One of the frequently heard criticisms of the Affordable Care Act is that it will lead employers to stop offering health care coverage. This will force their employees to buy insurance on their own.

Many employers worried that the ACA's new rules would make it more difficult to provide health benefits. And some commentators argued that businesses - especially those with fewer than 50 employees that are not bound by many of the ACA's requirements - would be enticed to stop offering health insurance and instead direct consumers to the new insurance exchanges.

It is now clear, as the ACA enters its second year, that these fears have not been realized. What we're seeing in the Philadelphia region matches the national trend: employers continue to invest in providing health benefits to employees.

As a survey reported by, an online news source for benefit professionals explained, "…just 4 percent said they (employers) probably wouldn't continue to offer health insurance. More than two-thirds (68 percent) strongly agreed that they'll keep offering health coverage, and another 28 percent indicated they most likely would."
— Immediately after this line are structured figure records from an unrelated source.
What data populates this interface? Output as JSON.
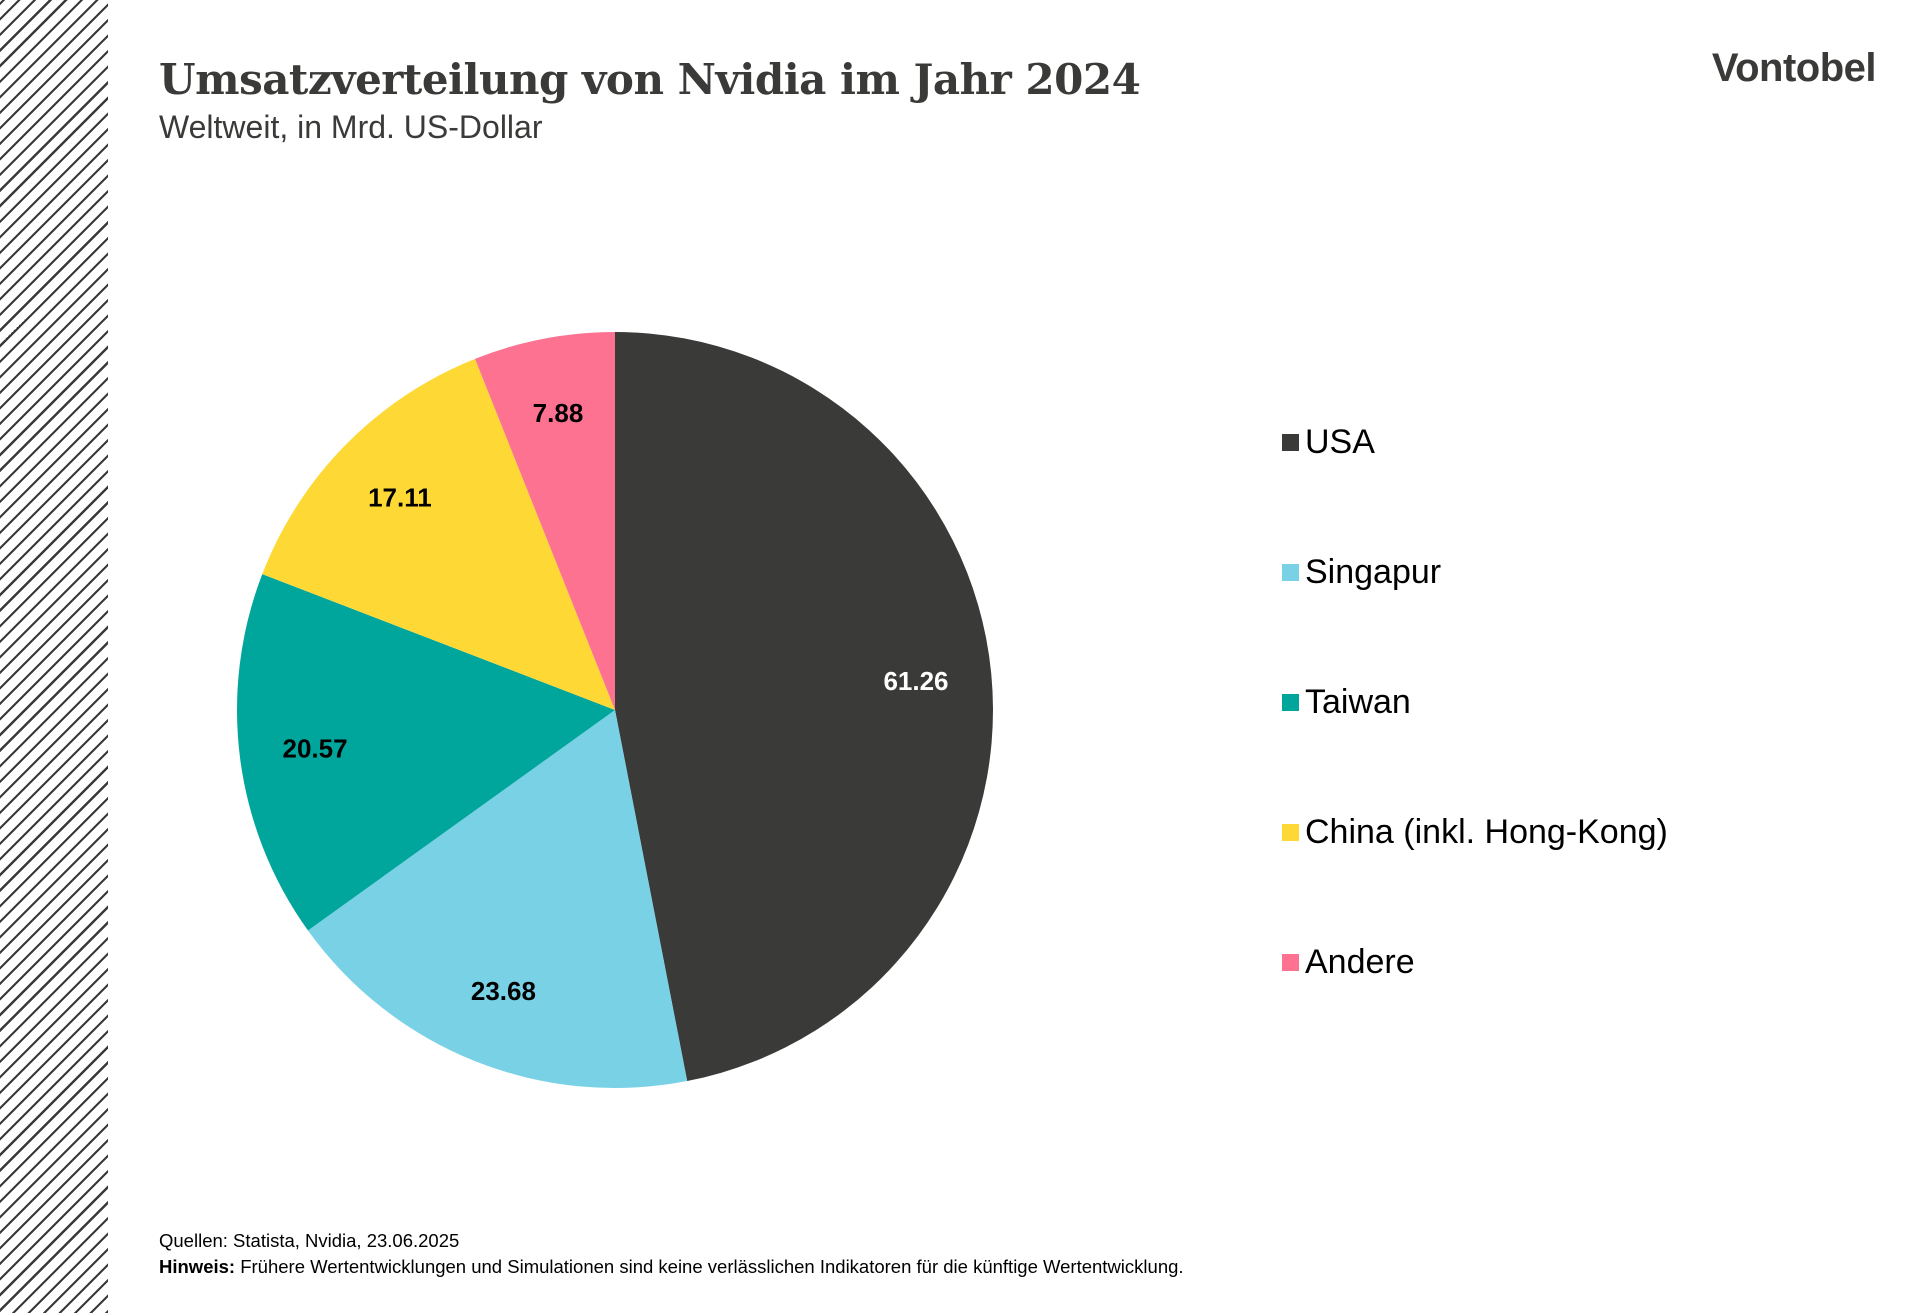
{
  "header": {
    "title": "Umsatzverteilung von Nvidia im Jahr 2024",
    "subtitle": "Weltweit, in Mrd. US-Dollar",
    "logo": "Vontobel"
  },
  "footer": {
    "sources": "Quellen: Statista, Nvidia, 23.06.2025",
    "note_label": "Hinweis:",
    "note_text": "Frühere Wertentwicklungen und Simulationen sind keine verlässlichen Indikatoren für die künftige Wertentwicklung."
  },
  "chart_data": {
    "type": "pie",
    "title": "Umsatzverteilung von Nvidia im Jahr 2024",
    "subtitle": "Weltweit, in Mrd. US-Dollar",
    "unit": "Mrd. US-Dollar",
    "start": "12 o'clock",
    "direction": "clockwise",
    "legend_position": "right",
    "slices": [
      {
        "label": "USA",
        "value": 61.26,
        "value_label": "61.26",
        "color": "#3a3b38",
        "label_color": "#ffffff"
      },
      {
        "label": "Singapur",
        "value": 23.68,
        "value_label": "23.68",
        "color": "#79d1e6",
        "label_color": "#000000"
      },
      {
        "label": "Taiwan",
        "value": 20.57,
        "value_label": "20.57",
        "color": "#00a59b",
        "label_color": "#000000"
      },
      {
        "label": "China (inkl. Hong-Kong)",
        "value": 17.11,
        "value_label": "17.11",
        "color": "#fed935",
        "label_color": "#000000"
      },
      {
        "label": "Andere",
        "value": 7.88,
        "value_label": "7.88",
        "color": "#fd7191",
        "label_color": "#000000"
      }
    ]
  }
}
As the economy and the job market improve, many employers have become concerned that other companies may poach their valued staffers. That competition for talent is one reason we are finding that many employers continue to offer coverage, even though ACA rules do not yet mandate it. Offering the benefit of quality health insurance can be a big help in retaining top talent.

The survey also found that smaller employers are still concerned about the cost of coverage. Asked to rank their health insurance-related worries for the year ahead, 77% sited "keeping health care costs under control." That helps explain another trend we have seen: more small employers are seeking creative ways to lower the cost of health benefits. This often leads to adding health spending accounts, often as part of High Deductible Health Plans, which provide employees with a full range of coverage options, and give employers a way to share some of the cost with employees.

Inarguably, the ACA has brought the most sweeping change to health care coverage since Medicare was introduced in the sixties, and many employers have found it challenging to understand and navigate this new health care environment. Still, at least so far, it has not brought destruction to employer-based coverage as some critics had warned.